Last December, an Iowa federal district court came out with a decision on the “John Edwards gambit” (Watson v. United States, 107 A.F.T.R.2d 311 (IA D.C. 2010)) TaxProf blog coverage here and here.] Some musings:
In Watson, the taxpayer formed an S corporation of which he was the sole shareholder. The S corporation was a partner in an accounting firm partnership. The other partners were also one-person S corporations. In 2002, Watson’s S corporation received profit distributions of $203,651 from the the partnership. In 2003, it received $175,470 in profit distributions. In each of those years, the S corporation paid Watson a salary of $24,000 per year, let the balance of the income “flow through” as nonwage income, and paid it to Watson as a dividend. The court concluded that Watson’s salary and dividend payments were an effort to avoid federal employment taxes, and that the dividends paid to Watson were remuneration for services performed. Interestingly, the court did not conclude, at it might have, that the dividends paid were income for services and subject to federal employment taxes. As expert witness testified that fair market value of Watson’s services for the years in question was about $91,044 per year, and only the difference between that amount and $24,000 was held to be subject to federal employment taxes, interest, and penalties.

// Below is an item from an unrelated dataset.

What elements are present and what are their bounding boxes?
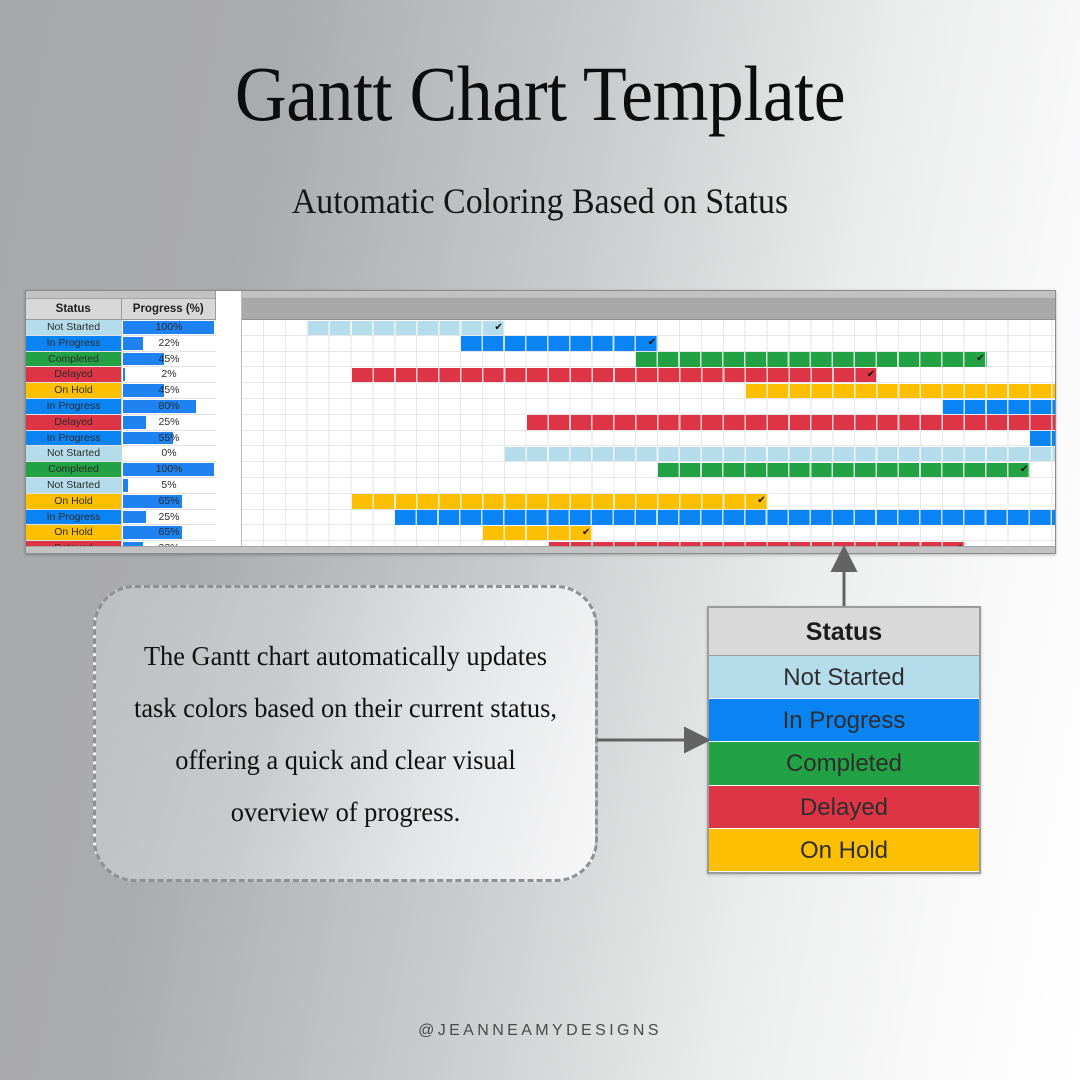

Watson does not sound the death knell to the John Edwards technique. Iowa federal district courts are not the last word on tax matters. The salary the taxpayer took, while not de minimis, was quite small. Finally, and most importantly, the court looked not to the income generated by the taxpayer’s services in calculating his employment income, but rather what a third-party expert said the value of his services were worth. A significant amount of income generated by the taxpayer’s services, about $110,000 in 2002 and about $85,000 in 2003 still avoided employment taxes.
In some ways, the court’s holding provides an additional incentive to use the technique. The court’s holding permits significant amounts of income earned through services to avoid federal employment taxes, taxpayers just cannot be too greedy. Query whether it would be worth it to the Service to litigate a case where salaries equal to the social security tax maximum were paid, since it is more likely that the fair market value of services will be relatively close to such a number. Note that under the Court’s reasoning in Watson at issue is not the fair market value of the taxpayer’s own services, but those of an average, similarly situated taxpayer, whose services might be worth less than that of a given taxpayer’s. Indeed, that allegedly is what John Edwards did. According to the New York Times, he took a salary of $360,000 per year on income over 4 years of $27 million. The salary was supposedly based on what the average personal injury lawyer earned in North Carolina. Under the Iowa court’s reasoning, his approach would have survived challenge.
At this point, the future of the technique is uncertain. The Iowa court keeps the door open, indeed may open it wider, for those taking substantial salaries. However, another court might conclude that all the income is federal employment income, which would disallow the technique entirely. Further, there is a bill pending in Congress which would largely also shut this technique down.
The Health Care and Education Affordability Reconciliation Act of 2010, starting on January 1, 2013, applies an additional .9% Medicare tax on earned income exceeding certain thresholds (generally these thresholds are $250,000 if married, filing jointly, and $200,000 for single taxpayers). (The Act’s 3.8% tax on net investment income should not apply to “dividends” as S corporation shareholder receives.) The .9% tax should provide an additional incentive to use the technique.